Tattooed Gymbro going on a date
Anime artwork of muscular man, 40 years old, mature, caucasian man, tank top, shorts, baseball cap, going to a date, nike air max plus sneakers, on the side of the road… — this was the actual text prompt used in Stable Diffusion, combined with a depth control net based on a photo of Ben Wedgie holding flowers on the sidewalk.
Workflow
For Ben’s Organ, I used img2img to get a final image closely matching the original photo. But img2img has limitations — specifically when it comes to color. Stable Diffusion img2img closely follows the color information of the source image, so if my goal was to take the general composition from a source image, I would use Control Nets instead.
Depth CN (control net) is usually my go-to module for reimagining an image. Many AI artists tend to use Pose CN in conjunction with Soft Edge CN. I use depth because it usually gets the general pose and muscle mass without being overly restrictive about what the forms are.

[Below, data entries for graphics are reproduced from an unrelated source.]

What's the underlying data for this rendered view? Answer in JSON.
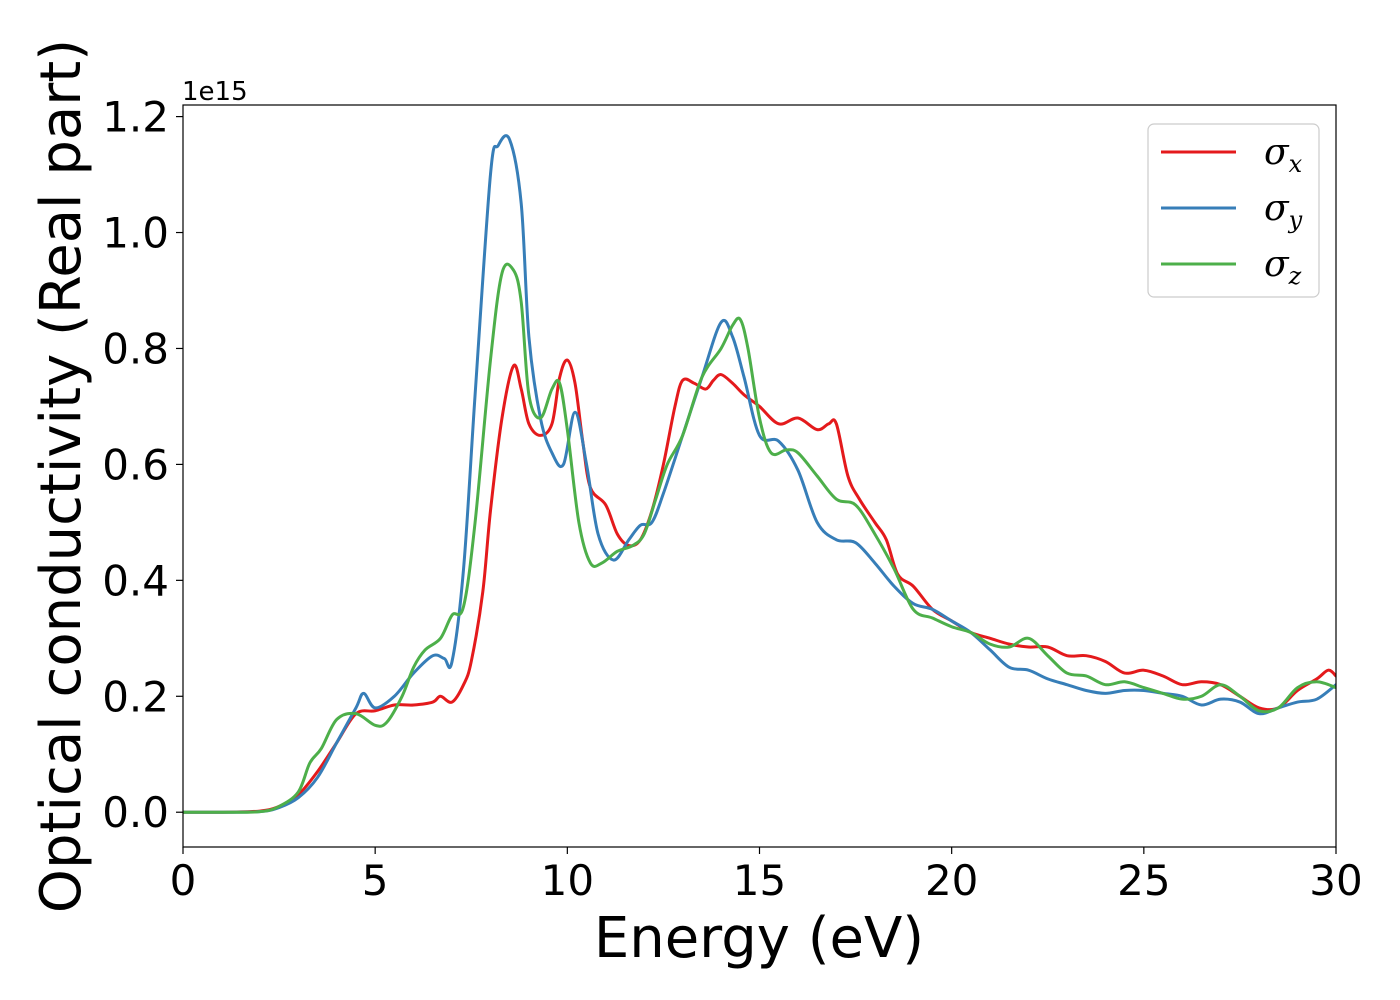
{
  "chart_data": {
    "type": "line",
    "title": "",
    "xlabel": "Energy (eV)",
    "ylabel": "Optical conductivity (Real part)",
    "y_offset_label": "1e15",
    "xlim": [
      0,
      30
    ],
    "ylim": [
      -0.06,
      1.22
    ],
    "xticks": [
      0,
      5,
      10,
      15,
      20,
      25,
      30
    ],
    "xtick_labels": [
      "0",
      "5",
      "10",
      "15",
      "20",
      "25",
      "30"
    ],
    "yticks": [
      0.0,
      0.2,
      0.4,
      0.6,
      0.8,
      1.0,
      1.2
    ],
    "ytick_labels": [
      "0.0",
      "0.2",
      "0.4",
      "0.6",
      "0.8",
      "1.0",
      "1.2"
    ],
    "grid": false,
    "legend_position": "top-right",
    "series": [
      {
        "name": "σx",
        "legend_base": "σ",
        "legend_sub": "x",
        "color": "#e41a1c",
        "x": [
          0,
          1,
          2,
          2.5,
          3,
          3.5,
          4,
          4.5,
          5,
          5.5,
          6,
          6.5,
          6.7,
          7,
          7.3,
          7.5,
          7.8,
          8,
          8.3,
          8.6,
          8.8,
          9,
          9.3,
          9.6,
          9.8,
          10,
          10.2,
          10.4,
          10.6,
          11,
          11.3,
          11.6,
          11.9,
          12.2,
          12.5,
          12.8,
          13,
          13.3,
          13.6,
          13.8,
          14,
          14.3,
          14.6,
          15,
          15.5,
          16,
          16.5,
          16.8,
          17,
          17.3,
          17.6,
          18,
          18.3,
          18.6,
          19,
          19.5,
          20,
          20.5,
          21,
          21.5,
          22,
          22.5,
          23,
          23.5,
          24,
          24.5,
          25,
          25.5,
          26,
          26.5,
          27,
          27.5,
          28,
          28.5,
          29,
          29.5,
          29.8,
          30
        ],
        "y": [
          0,
          0,
          0.002,
          0.01,
          0.03,
          0.07,
          0.12,
          0.17,
          0.175,
          0.185,
          0.185,
          0.19,
          0.2,
          0.19,
          0.22,
          0.26,
          0.38,
          0.52,
          0.68,
          0.77,
          0.73,
          0.67,
          0.65,
          0.67,
          0.75,
          0.78,
          0.74,
          0.64,
          0.56,
          0.53,
          0.48,
          0.46,
          0.47,
          0.52,
          0.6,
          0.7,
          0.745,
          0.74,
          0.73,
          0.745,
          0.755,
          0.74,
          0.72,
          0.7,
          0.67,
          0.68,
          0.66,
          0.67,
          0.67,
          0.58,
          0.54,
          0.5,
          0.47,
          0.41,
          0.39,
          0.35,
          0.33,
          0.31,
          0.3,
          0.29,
          0.285,
          0.285,
          0.27,
          0.27,
          0.26,
          0.24,
          0.245,
          0.235,
          0.22,
          0.225,
          0.22,
          0.2,
          0.18,
          0.18,
          0.21,
          0.23,
          0.245,
          0.235
        ]
      },
      {
        "name": "σy",
        "legend_base": "σ",
        "legend_sub": "y",
        "color": "#377eb8",
        "x": [
          0,
          1,
          2,
          2.5,
          3,
          3.5,
          4,
          4.5,
          4.7,
          5,
          5.5,
          6,
          6.5,
          6.8,
          7,
          7.3,
          7.6,
          8,
          8.2,
          8.5,
          8.8,
          9,
          9.3,
          9.6,
          9.9,
          10.2,
          10.5,
          10.8,
          11.2,
          11.6,
          11.9,
          12.2,
          12.5,
          13,
          13.5,
          14,
          14.3,
          14.6,
          15,
          15.5,
          16,
          16.5,
          17,
          17.5,
          18,
          18.5,
          19,
          19.5,
          20,
          20.5,
          21,
          21.5,
          22,
          22.5,
          23,
          23.5,
          24,
          24.5,
          25,
          25.5,
          26,
          26.5,
          27,
          27.5,
          28,
          28.5,
          29,
          29.5,
          30
        ],
        "y": [
          0,
          0,
          0.001,
          0.008,
          0.025,
          0.06,
          0.12,
          0.18,
          0.205,
          0.18,
          0.2,
          0.24,
          0.27,
          0.265,
          0.26,
          0.42,
          0.72,
          1.1,
          1.15,
          1.16,
          1.05,
          0.82,
          0.68,
          0.62,
          0.6,
          0.69,
          0.6,
          0.48,
          0.435,
          0.47,
          0.495,
          0.5,
          0.55,
          0.65,
          0.75,
          0.845,
          0.82,
          0.75,
          0.65,
          0.64,
          0.59,
          0.5,
          0.47,
          0.465,
          0.43,
          0.39,
          0.36,
          0.35,
          0.33,
          0.31,
          0.28,
          0.25,
          0.245,
          0.23,
          0.22,
          0.21,
          0.205,
          0.21,
          0.21,
          0.205,
          0.2,
          0.185,
          0.195,
          0.19,
          0.17,
          0.18,
          0.19,
          0.195,
          0.22
        ]
      },
      {
        "name": "σz",
        "legend_base": "σ",
        "legend_sub": "z",
        "color": "#4daf4a",
        "x": [
          0,
          1,
          2,
          2.5,
          3,
          3.3,
          3.6,
          4,
          4.5,
          5,
          5.3,
          5.7,
          6,
          6.3,
          6.7,
          7,
          7.3,
          7.6,
          8,
          8.3,
          8.6,
          8.8,
          9,
          9.3,
          9.6,
          9.8,
          10,
          10.3,
          10.6,
          10.9,
          11.3,
          11.7,
          12,
          12.3,
          12.6,
          13,
          13.5,
          14,
          14.3,
          14.5,
          14.7,
          15,
          15.3,
          15.7,
          16,
          16.5,
          17,
          17.5,
          18,
          18.5,
          19,
          19.5,
          20,
          20.5,
          21,
          21.5,
          22,
          22.5,
          23,
          23.5,
          24,
          24.5,
          25,
          25.5,
          26,
          26.5,
          27,
          27.5,
          28,
          28.5,
          29,
          29.5,
          30
        ],
        "y": [
          0,
          0,
          0.001,
          0.01,
          0.035,
          0.085,
          0.11,
          0.16,
          0.17,
          0.15,
          0.155,
          0.2,
          0.25,
          0.28,
          0.3,
          0.34,
          0.355,
          0.5,
          0.78,
          0.93,
          0.935,
          0.88,
          0.72,
          0.68,
          0.73,
          0.74,
          0.66,
          0.5,
          0.43,
          0.43,
          0.45,
          0.46,
          0.48,
          0.54,
          0.6,
          0.65,
          0.75,
          0.8,
          0.84,
          0.85,
          0.8,
          0.68,
          0.62,
          0.625,
          0.62,
          0.58,
          0.54,
          0.53,
          0.48,
          0.42,
          0.35,
          0.335,
          0.32,
          0.31,
          0.29,
          0.285,
          0.3,
          0.27,
          0.24,
          0.235,
          0.22,
          0.225,
          0.215,
          0.205,
          0.195,
          0.2,
          0.22,
          0.2,
          0.175,
          0.18,
          0.215,
          0.225,
          0.215
        ]
      }
    ]
  }
}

This allows me to use the text prompt to create a high degree of variations from what was depicted in the source. For example, I could turn the flowers in the original image into a gym bag, and replace the buildings in the original image into a gym. Additionally, I could drastically change the colors from the original image into something entirely different, all the while keeping the compositional detail of the original.

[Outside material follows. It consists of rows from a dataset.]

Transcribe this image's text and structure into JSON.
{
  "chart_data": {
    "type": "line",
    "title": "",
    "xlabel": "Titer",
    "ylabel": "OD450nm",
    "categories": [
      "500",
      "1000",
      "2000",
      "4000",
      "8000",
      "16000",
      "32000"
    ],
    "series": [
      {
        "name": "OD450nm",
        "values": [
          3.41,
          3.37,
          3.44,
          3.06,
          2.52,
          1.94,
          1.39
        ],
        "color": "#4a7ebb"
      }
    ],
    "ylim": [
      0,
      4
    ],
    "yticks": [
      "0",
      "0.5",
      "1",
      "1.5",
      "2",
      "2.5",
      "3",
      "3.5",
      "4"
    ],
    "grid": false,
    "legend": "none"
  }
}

I prefer rendering images in square ratio. So for the control net image, I first expanded the image using Photoshop AI expand — a technique known in Stable Diffusion as outpaint.
When using txt2img with control nets, text prompt is always the king. So you won’t need to depend on denoising in img2img to fully realize what you wanted.
Images
Images
Tech
- Stable Diffusion txt2img with control nets
- Steps: 50, Sampler: DPM++ 2M Karras, CFG scale: 7, Size: 512x512
- Model hash: 59bcb95ef6, Model: virileAnimation_v10
- VAE hash: 63aeecb90f, VAE: vae-ft-mse-840000-ema-pruned.safetensors
- Hires upscale: 3, steps: 50, upscaler: 8x_NMKD-Superscale_150000_G, Denoising: 0.5, 1536x1536
- ADetailer model: face_yolov8n.pt, steps: 50, ControlNet module: tile_resample
- ControlNet 0: depth_midas, Weight: 1, Guidance Start: 0, Guidance End
- Automatic1111: v1.6.0-2-g4afaaf8a
- Gigapixel HQ 4x, 6144x6144
- Adobe Photoshop AI for outpainting
- Adobe Lightroom